Court Opinion

ID: 9600585
Source: CourtListenerOpinion
Date Created: 2023-08-22 01:28:29.159736+00
Date Added: 2024-06-11T18:01:53.052328
License: Public Domain

DURHAM, Justice
(concurring in the result):
I agree with the majority opinion’s conclusion that the defendant was properly arrested. I also agree that the search of his vehicle was reasonable, but not on the basis of the “open view doctrine” relied upon by the majority, because the shotgun in question in this case was not in plain or open view. However, New York v. Belton, 453 U.S. 454, 101 S.Ct. 2860, 69 L.Ed.2d 768 (1981), is controlling on the question of whether the search in the present case was incident to an arrest, and I join the majority opinion on that ground:
Our reading of the cases suggests the generalization that articles inside the relatively narrow compass of the passenger compartment of an automobile are in fact generally, even if not inevitably, within “the area into which an arrestee might reach in order to grab a weapon or evi-dentiary ite[m].” Chimel [v.
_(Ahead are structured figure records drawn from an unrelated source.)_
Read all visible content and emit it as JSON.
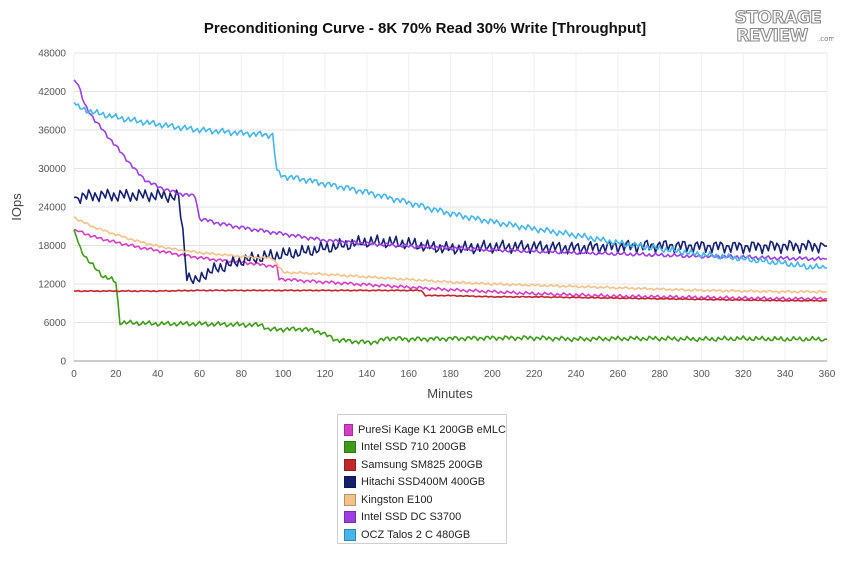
{
  "chart_data": {
    "type": "line",
    "title": "Preconditioning Curve - 8K 70% Read 30% Write [Throughput]",
    "xlabel": "Minutes",
    "ylabel": "IOps",
    "xlim": [
      0,
      360
    ],
    "ylim": [
      0,
      48000
    ],
    "x_ticks": [
      0,
      20,
      40,
      60,
      80,
      100,
      120,
      140,
      160,
      180,
      200,
      220,
      240,
      260,
      280,
      300,
      320,
      340,
      360
    ],
    "y_ticks": [
      0,
      6000,
      12000,
      18000,
      24000,
      30000,
      36000,
      42000,
      48000
    ],
    "grid": true,
    "legend_position": "bottom",
    "series": [
      {
        "name": "PureSi Kage K1 200GB eMLC",
        "color": "#d63fc4",
        "points": [
          [
            0,
            20500
          ],
          [
            10,
            19300
          ],
          [
            20,
            18500
          ],
          [
            30,
            17800
          ],
          [
            40,
            17200
          ],
          [
            50,
            16600
          ],
          [
            60,
            16100
          ],
          [
            70,
            15700
          ],
          [
            80,
            15400
          ],
          [
            90,
            15000
          ],
          [
            97,
            14700
          ],
          [
            98,
            12800
          ],
          [
            110,
            12500
          ],
          [
            120,
            12300
          ],
          [
            140,
            11900
          ],
          [
            160,
            11500
          ],
          [
            180,
            11100
          ],
          [
            200,
            10800
          ],
          [
            220,
            10500
          ],
          [
            240,
            10300
          ],
          [
            260,
            10100
          ],
          [
            280,
            10000
          ],
          [
            300,
            9900
          ],
          [
            320,
            9800
          ],
          [
            340,
            9700
          ],
          [
            360,
            9700
          ]
        ],
        "noise": 200
      },
      {
        "name": "Intel SSD 710 200GB",
        "color": "#3e9c1a",
        "points": [
          [
            0,
            20500
          ],
          [
            3,
            17500
          ],
          [
            6,
            16000
          ],
          [
            10,
            14500
          ],
          [
            14,
            13200
          ],
          [
            18,
            12700
          ],
          [
            20,
            12300
          ],
          [
            22,
            6000
          ],
          [
            40,
            5800
          ],
          [
            60,
            5800
          ],
          [
            90,
            5600
          ],
          [
            93,
            4900
          ],
          [
            110,
            5000
          ],
          [
            118,
            4500
          ],
          [
            125,
            3300
          ],
          [
            140,
            2900
          ],
          [
            145,
            3000
          ],
          [
            150,
            3600
          ],
          [
            160,
            3400
          ],
          [
            180,
            3500
          ],
          [
            200,
            3600
          ],
          [
            220,
            3600
          ],
          [
            240,
            3400
          ],
          [
            260,
            3500
          ],
          [
            280,
            3500
          ],
          [
            300,
            3400
          ],
          [
            320,
            3500
          ],
          [
            340,
            3400
          ],
          [
            360,
            3400
          ]
        ],
        "noise": 300
      },
      {
        "name": "Samsung SM825 200GB",
        "color": "#c0262a",
        "points": [
          [
            0,
            10900
          ],
          [
            20,
            10900
          ],
          [
            40,
            10900
          ],
          [
            60,
            11000
          ],
          [
            80,
            11000
          ],
          [
            100,
            11000
          ],
          [
            120,
            11000
          ],
          [
            140,
            11000
          ],
          [
            160,
            11000
          ],
          [
            166,
            11000
          ],
          [
            168,
            10200
          ],
          [
            180,
            10200
          ],
          [
            200,
            10000
          ],
          [
            220,
            10000
          ],
          [
            240,
            9900
          ],
          [
            260,
            9800
          ],
          [
            280,
            9700
          ],
          [
            300,
            9600
          ],
          [
            320,
            9500
          ],
          [
            340,
            9400
          ],
          [
            360,
            9400
          ]
        ],
        "noise": 60
      },
      {
        "name": "Hitachi SSD400M 400GB",
        "color": "#14206e",
        "points": [
          [
            0,
            25500
          ],
          [
            10,
            25800
          ],
          [
            20,
            25800
          ],
          [
            30,
            25800
          ],
          [
            40,
            25800
          ],
          [
            50,
            25600
          ],
          [
            52,
            20000
          ],
          [
            54,
            13500
          ],
          [
            58,
            12200
          ],
          [
            62,
            13500
          ],
          [
            70,
            14600
          ],
          [
            80,
            15600
          ],
          [
            90,
            16200
          ],
          [
            100,
            16600
          ],
          [
            110,
            17000
          ],
          [
            120,
            17600
          ],
          [
            130,
            18100
          ],
          [
            140,
            18600
          ],
          [
            150,
            18500
          ],
          [
            160,
            18300
          ],
          [
            170,
            17800
          ],
          [
            180,
            17500
          ],
          [
            200,
            17800
          ],
          [
            220,
            17800
          ],
          [
            240,
            17600
          ],
          [
            260,
            17900
          ],
          [
            280,
            18000
          ],
          [
            300,
            17900
          ],
          [
            320,
            17800
          ],
          [
            340,
            17900
          ],
          [
            360,
            17900
          ]
        ],
        "noise": 800
      },
      {
        "name": "Kingston E100",
        "color": "#f2c28a",
        "points": [
          [
            0,
            22500
          ],
          [
            2,
            22000
          ],
          [
            10,
            20800
          ],
          [
            20,
            19700
          ],
          [
            30,
            18700
          ],
          [
            40,
            17900
          ],
          [
            50,
            17300
          ],
          [
            60,
            16900
          ],
          [
            70,
            16600
          ],
          [
            80,
            16300
          ],
          [
            95,
            16000
          ],
          [
            100,
            13800
          ],
          [
            110,
            13700
          ],
          [
            120,
            13500
          ],
          [
            140,
            13100
          ],
          [
            160,
            12700
          ],
          [
            180,
            12300
          ],
          [
            200,
            12000
          ],
          [
            220,
            11800
          ],
          [
            240,
            11600
          ],
          [
            260,
            11400
          ],
          [
            280,
            11200
          ],
          [
            300,
            11000
          ],
          [
            320,
            10900
          ],
          [
            340,
            10800
          ],
          [
            360,
            10800
          ]
        ],
        "noise": 150
      },
      {
        "name": "Intel SSD DC S3700",
        "color": "#9b3fe0",
        "points": [
          [
            0,
            43800
          ],
          [
            2,
            43000
          ],
          [
            5,
            40000
          ],
          [
            10,
            37500
          ],
          [
            15,
            35500
          ],
          [
            20,
            33500
          ],
          [
            25,
            31500
          ],
          [
            30,
            29500
          ],
          [
            35,
            28000
          ],
          [
            40,
            27200
          ],
          [
            45,
            26600
          ],
          [
            50,
            26100
          ],
          [
            58,
            25700
          ],
          [
            60,
            22200
          ],
          [
            70,
            21400
          ],
          [
            80,
            20800
          ],
          [
            90,
            20300
          ],
          [
            100,
            19800
          ],
          [
            110,
            19300
          ],
          [
            120,
            18800
          ],
          [
            140,
            18300
          ],
          [
            160,
            17900
          ],
          [
            180,
            17600
          ],
          [
            200,
            17300
          ],
          [
            220,
            17100
          ],
          [
            240,
            16900
          ],
          [
            260,
            16700
          ],
          [
            280,
            16500
          ],
          [
            300,
            16300
          ],
          [
            320,
            16200
          ],
          [
            340,
            16000
          ],
          [
            360,
            15900
          ]
        ],
        "noise": 250
      },
      {
        "name": "OCZ Talos 2 C 480GB",
        "color": "#45b5ea",
        "points": [
          [
            0,
            40300
          ],
          [
            2,
            39500
          ],
          [
            10,
            38700
          ],
          [
            20,
            38000
          ],
          [
            30,
            37400
          ],
          [
            40,
            36900
          ],
          [
            50,
            36400
          ],
          [
            60,
            36000
          ],
          [
            70,
            35800
          ],
          [
            80,
            35500
          ],
          [
            90,
            35300
          ],
          [
            95,
            35200
          ],
          [
            97,
            29500
          ],
          [
            100,
            28800
          ],
          [
            110,
            28300
          ],
          [
            120,
            27600
          ],
          [
            130,
            27000
          ],
          [
            140,
            26300
          ],
          [
            150,
            25500
          ],
          [
            160,
            24700
          ],
          [
            170,
            23800
          ],
          [
            180,
            23000
          ],
          [
            190,
            22300
          ],
          [
            200,
            21700
          ],
          [
            220,
            20600
          ],
          [
            240,
            19600
          ],
          [
            260,
            18400
          ],
          [
            280,
            17500
          ],
          [
            300,
            16600
          ],
          [
            320,
            15900
          ],
          [
            340,
            15200
          ],
          [
            350,
            14700
          ],
          [
            360,
            14500
          ]
        ],
        "noise": 400
      }
    ]
  },
  "legend": {
    "items": [
      {
        "label": "PureSi Kage K1 200GB eMLC",
        "color": "#d63fc4"
      },
      {
        "label": "Intel SSD 710 200GB",
        "color": "#3e9c1a"
      },
      {
        "label": "Samsung SM825 200GB",
        "color": "#c0262a"
      },
      {
        "label": "Hitachi SSD400M 400GB",
        "color": "#14206e"
      },
      {
        "label": "Kingston E100",
        "color": "#f2c28a"
      },
      {
        "label": "Intel SSD DC S3700",
        "color": "#9b3fe0"
      },
      {
        "label": "OCZ Talos 2 C 480GB",
        "color": "#45b5ea"
      }
    ]
  },
  "logo": {
    "line1": "STORAGE",
    "line2": "REVIEW",
    "suffix": ".com"
  }
}
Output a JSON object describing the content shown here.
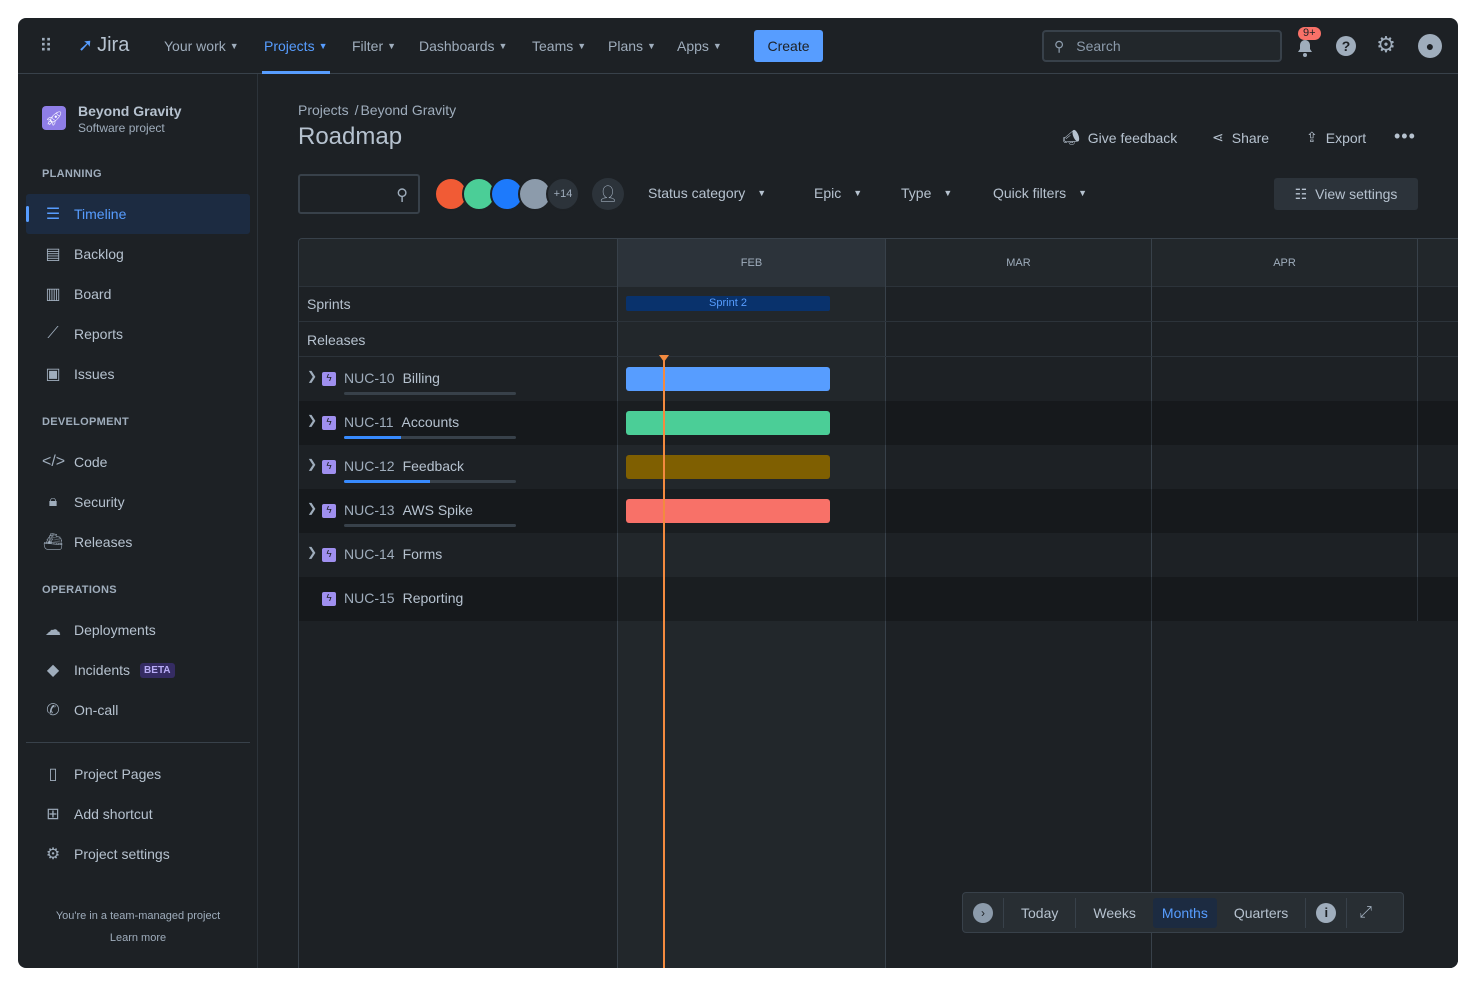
{
  "topnav": {
    "logo": "Jira",
    "items": [
      {
        "label": "Your work"
      },
      {
        "label": "Projects",
        "active": true
      },
      {
        "label": "Filter"
      },
      {
        "label": "Dashboards"
      },
      {
        "label": "Teams"
      },
      {
        "label": "Plans"
      },
      {
        "label": "Apps"
      }
    ],
    "create": "Create",
    "search_placeholder": "Search",
    "notifications_badge": "9+"
  },
  "project": {
    "name": "Beyond Gravity",
    "type": "Software project"
  },
  "sidebar": {
    "planning_title": "PLANNING",
    "planning": [
      {
        "label": "Timeline",
        "icon": "timeline-icon"
      },
      {
        "label": "Backlog",
        "icon": "backlog-icon"
      },
      {
        "label": "Board",
        "icon": "board-icon"
      },
      {
        "label": "Reports",
        "icon": "reports-icon"
      },
      {
        "label": "Issues",
        "icon": "issues-icon"
      }
    ],
    "development_title": "DEVELOPMENT",
    "development": [
      {
        "label": "Code"
      },
      {
        "label": "Security"
      },
      {
        "label": "Releases"
      }
    ],
    "operations_title": "OPERATIONS",
    "operations": [
      {
        "label": "Deployments"
      },
      {
        "label": "Incidents",
        "badge": "BETA"
      },
      {
        "label": "On-call"
      }
    ],
    "bottom": [
      {
        "label": "Project Pages"
      },
      {
        "label": "Add shortcut"
      },
      {
        "label": "Project settings"
      }
    ],
    "footer": "You're in a team-managed project",
    "learn_more": "Learn more"
  },
  "breadcrumb": {
    "root": "Projects",
    "project": "Beyond Gravity"
  },
  "page_title": "Roadmap",
  "actions": {
    "feedback": "Give feedback",
    "share": "Share",
    "export": "Export"
  },
  "filters": {
    "avatars_more": "+14",
    "status": "Status category",
    "epic": "Epic",
    "type": "Type",
    "quick": "Quick filters",
    "view_settings": "View settings"
  },
  "timeline": {
    "months": [
      "FEB",
      "MAR",
      "APR"
    ],
    "sprints_label": "Sprints",
    "sprint": "Sprint 2",
    "releases_label": "Releases",
    "epics": [
      {
        "key": "NUC-10",
        "name": "Billing",
        "progress": 0,
        "color": "#579dff",
        "bar": true,
        "expandable": true
      },
      {
        "key": "NUC-11",
        "name": "Accounts",
        "progress": 33,
        "color": "#4bce97",
        "bar": true,
        "expandable": true
      },
      {
        "key": "NUC-12",
        "name": "Feedback",
        "progress": 50,
        "color": "#7f5f01",
        "bar": true,
        "expandable": true
      },
      {
        "key": "NUC-13",
        "name": "AWS Spike",
        "progress": 0,
        "color": "#f87168",
        "bar": true,
        "expandable": true
      },
      {
        "key": "NUC-14",
        "name": "Forms",
        "bar": false,
        "expandable": true
      },
      {
        "key": "NUC-15",
        "name": "Reporting",
        "bar": false,
        "expandable": false
      }
    ]
  },
  "zoom_controls": {
    "today": "Today",
    "weeks": "Weeks",
    "months": "Months",
    "quarters": "Quarters",
    "selected": "Months"
  }
}
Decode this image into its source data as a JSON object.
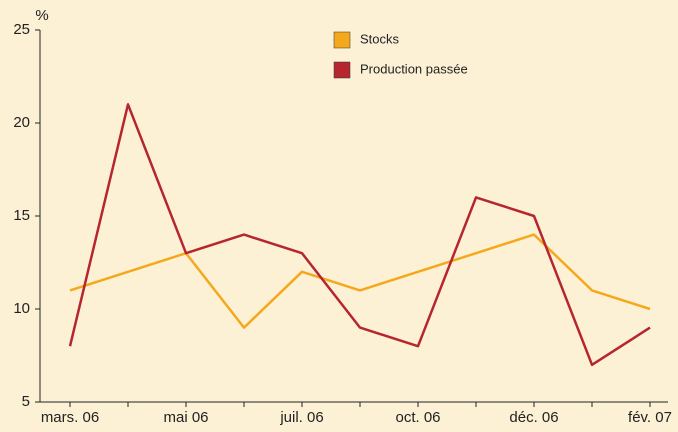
{
  "chart_data": {
    "type": "line",
    "y_label": "%",
    "categories": [
      "mars. 06",
      null,
      "mai 06",
      null,
      "juil. 06",
      null,
      "oct. 06",
      null,
      "déc. 06",
      null,
      "fév. 07"
    ],
    "series": [
      {
        "name": "Stocks",
        "color": "#f5a81c",
        "values": [
          11,
          12,
          13,
          9,
          12,
          11,
          12,
          13,
          14,
          11,
          10
        ]
      },
      {
        "name": "Production passée",
        "color": "#b5262e",
        "values": [
          8,
          21,
          13,
          14,
          13,
          9,
          8,
          16,
          15,
          7,
          9
        ]
      }
    ],
    "ylim": [
      5,
      25
    ],
    "yticks": [
      5,
      10,
      15,
      20,
      25
    ],
    "grid": false,
    "legend": "top"
  }
}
California] 395 U.S. [752] at 763 [89 S.Ct. 2034, 2040, 23 L.Ed.2d 685]. In order to establish the workable rule this category of cases requires, we read Chimel’s definition of the limits of the area that may be searched in light of that generalization. Accordingly, we hold that when a policeman has made a lawful custodial arrest of the occupant of an automobile, he may, as a contemporaneous incident of that arrest, search the passenger compartment of that automobile.
Id. at 460, 101 S.Ct. at 2864 (citations omitted) (emphasis added).
HOWE, J., concurs in the concurring opinion of DURHAM, J.